Appetizers
March 28, 2007
No April Fool's Day Joke

After 60 years, the chicken is flying the coop. Pollardville Chicken Kitchen Restaurant & Ghost Town, a Highway 99 landmark halfway between Lodi and Stockton, will seat guests for the last time Sunday. Neil and Tracy Pollard are retiring, bringing down the curtain on a nearly 13-acre complex that lured motorists not only with fried chicken but dinner theater, train rides and tours of a veritable Mother Lode gold camp.

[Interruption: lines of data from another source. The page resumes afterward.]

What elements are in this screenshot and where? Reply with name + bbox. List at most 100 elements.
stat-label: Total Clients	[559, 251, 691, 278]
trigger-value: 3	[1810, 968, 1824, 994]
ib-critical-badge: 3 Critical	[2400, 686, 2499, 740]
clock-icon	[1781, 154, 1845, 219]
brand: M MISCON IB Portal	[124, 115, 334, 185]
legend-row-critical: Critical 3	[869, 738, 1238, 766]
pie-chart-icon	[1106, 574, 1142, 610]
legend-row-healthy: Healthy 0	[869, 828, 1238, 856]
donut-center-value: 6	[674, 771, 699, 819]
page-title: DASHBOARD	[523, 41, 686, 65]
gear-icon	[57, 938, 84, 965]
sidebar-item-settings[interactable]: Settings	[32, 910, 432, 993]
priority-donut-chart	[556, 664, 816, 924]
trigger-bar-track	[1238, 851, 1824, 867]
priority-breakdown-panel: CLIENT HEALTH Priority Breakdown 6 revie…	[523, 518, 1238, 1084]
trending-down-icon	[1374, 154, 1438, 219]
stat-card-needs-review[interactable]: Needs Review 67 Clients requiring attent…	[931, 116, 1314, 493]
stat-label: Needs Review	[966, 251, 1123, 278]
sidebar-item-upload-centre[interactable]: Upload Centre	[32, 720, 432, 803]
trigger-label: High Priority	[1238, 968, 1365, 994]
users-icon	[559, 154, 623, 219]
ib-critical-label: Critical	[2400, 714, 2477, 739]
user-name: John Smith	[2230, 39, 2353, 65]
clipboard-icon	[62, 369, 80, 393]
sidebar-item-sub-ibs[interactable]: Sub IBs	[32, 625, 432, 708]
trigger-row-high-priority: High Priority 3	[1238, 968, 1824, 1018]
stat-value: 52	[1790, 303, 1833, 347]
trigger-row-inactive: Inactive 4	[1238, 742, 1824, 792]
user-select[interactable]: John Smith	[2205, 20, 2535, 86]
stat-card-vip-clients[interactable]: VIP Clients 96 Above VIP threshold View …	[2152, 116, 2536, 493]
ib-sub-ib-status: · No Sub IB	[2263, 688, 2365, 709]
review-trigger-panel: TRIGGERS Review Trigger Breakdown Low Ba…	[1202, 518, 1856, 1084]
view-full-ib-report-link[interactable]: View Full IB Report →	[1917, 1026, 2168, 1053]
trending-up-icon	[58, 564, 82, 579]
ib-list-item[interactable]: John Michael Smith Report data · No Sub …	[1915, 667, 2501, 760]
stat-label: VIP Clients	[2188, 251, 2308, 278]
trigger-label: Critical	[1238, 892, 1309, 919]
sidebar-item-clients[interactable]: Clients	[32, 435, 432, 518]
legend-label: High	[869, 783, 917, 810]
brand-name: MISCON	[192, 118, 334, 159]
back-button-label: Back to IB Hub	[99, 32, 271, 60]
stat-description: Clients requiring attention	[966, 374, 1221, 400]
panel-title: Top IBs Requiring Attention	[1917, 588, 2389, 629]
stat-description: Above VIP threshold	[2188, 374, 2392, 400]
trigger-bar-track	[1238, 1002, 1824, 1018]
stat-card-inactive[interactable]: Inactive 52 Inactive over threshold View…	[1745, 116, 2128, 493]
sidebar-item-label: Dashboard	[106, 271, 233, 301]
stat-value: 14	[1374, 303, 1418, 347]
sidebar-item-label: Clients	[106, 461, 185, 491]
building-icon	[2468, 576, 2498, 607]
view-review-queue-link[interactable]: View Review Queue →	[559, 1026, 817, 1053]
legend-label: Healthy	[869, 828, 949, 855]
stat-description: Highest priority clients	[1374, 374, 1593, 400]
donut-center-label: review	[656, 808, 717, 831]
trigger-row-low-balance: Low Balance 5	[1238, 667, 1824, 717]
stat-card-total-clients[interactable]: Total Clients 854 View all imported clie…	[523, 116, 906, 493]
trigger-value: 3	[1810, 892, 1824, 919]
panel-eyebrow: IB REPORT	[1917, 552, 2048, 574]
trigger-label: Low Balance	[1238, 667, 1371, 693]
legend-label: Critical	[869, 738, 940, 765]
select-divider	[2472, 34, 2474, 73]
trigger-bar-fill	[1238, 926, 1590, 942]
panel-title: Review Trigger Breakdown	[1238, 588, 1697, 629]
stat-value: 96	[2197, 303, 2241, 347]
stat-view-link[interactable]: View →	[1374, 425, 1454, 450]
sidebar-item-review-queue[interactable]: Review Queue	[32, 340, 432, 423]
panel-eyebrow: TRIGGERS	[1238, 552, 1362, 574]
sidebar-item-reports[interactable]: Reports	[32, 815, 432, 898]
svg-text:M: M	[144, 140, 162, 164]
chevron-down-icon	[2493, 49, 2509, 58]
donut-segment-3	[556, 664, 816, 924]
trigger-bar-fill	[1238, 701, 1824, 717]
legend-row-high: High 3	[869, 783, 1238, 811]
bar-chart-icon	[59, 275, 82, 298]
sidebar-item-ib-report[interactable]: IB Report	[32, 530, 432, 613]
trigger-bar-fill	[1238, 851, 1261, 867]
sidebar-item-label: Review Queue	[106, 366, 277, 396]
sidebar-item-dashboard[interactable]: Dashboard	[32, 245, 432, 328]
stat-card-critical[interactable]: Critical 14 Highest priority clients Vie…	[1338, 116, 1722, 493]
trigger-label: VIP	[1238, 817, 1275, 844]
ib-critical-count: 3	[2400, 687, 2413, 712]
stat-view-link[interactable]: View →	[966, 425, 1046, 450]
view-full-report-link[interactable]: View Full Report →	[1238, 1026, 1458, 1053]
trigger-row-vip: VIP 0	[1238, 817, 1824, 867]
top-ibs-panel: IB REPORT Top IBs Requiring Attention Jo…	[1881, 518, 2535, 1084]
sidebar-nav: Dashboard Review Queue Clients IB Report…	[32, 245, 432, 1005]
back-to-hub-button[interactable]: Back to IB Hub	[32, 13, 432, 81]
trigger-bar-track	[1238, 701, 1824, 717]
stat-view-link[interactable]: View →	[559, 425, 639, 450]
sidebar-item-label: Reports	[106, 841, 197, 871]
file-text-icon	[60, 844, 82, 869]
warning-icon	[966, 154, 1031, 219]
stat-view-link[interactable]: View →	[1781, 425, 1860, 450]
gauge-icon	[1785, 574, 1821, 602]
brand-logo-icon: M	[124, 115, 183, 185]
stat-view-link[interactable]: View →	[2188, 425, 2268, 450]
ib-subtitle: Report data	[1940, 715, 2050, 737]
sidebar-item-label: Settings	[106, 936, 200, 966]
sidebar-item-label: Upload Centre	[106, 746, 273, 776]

Anyone who drive Highway 99 couldn't miss it, principally because of an eight-foot chicken atop an 80-foot tower, wearing a black cowboy hat, hostered sidearm and vest. Another big chicken stood on the ground. The Pollards have until June 30 to get rid of everything. Thus, the complex's showboat is being converted into a temporary general store, where the town's antique furnishings and other memorabilia will be sold over the following two months.

The Pollards already have sold the 1897 brick jail from Jamestown, Tuolumne Co., and the 1928 post office from Mountain Ranch, Calaveras Co. They are to be dismantled, returned to their original communities and restored, says Neil Pollard. His father bought the wood post office, which at 6-feet-by-8-feet reputedly is the smallest post office in the country, about 1957 and had it moved to Pollardville. He did the same with the jail about 1964.

The Pollards themselves will end up at their second home in Mountain Ranch. So will one of the chickens. "My wife wants some memorabilia from the place," says Neil Pollard, unsure just where he will put the chicken. The other is being taken by the couple's daughter, who likely will move it to Lockeford, where she has one restaurant and is preparing to open another; it probably will end up at one of them, speculates her father.

"After June 30, whatever is left here will be bulldozed," says Neil Pollard, who sold the site to a developer last year. Homes are to be built on the property.

The restaurant will be open for the last time 11 a.m. to 8 p.m. Sunday. The kitchen will continue to operate for another couple of months, but for take-out only.

Neil Pollard's parents, Ray and Ruth Pollard, opened the original Chicken Kitchen in 1944 in Castro Valley. They moved to Stockton in 1946 and for the next 10 years ran the restaurant on the west side of Highway 99. In late 1957 them moved to the east side. "We closed one night over there and opened the next morning here," recalls Neil Pollard.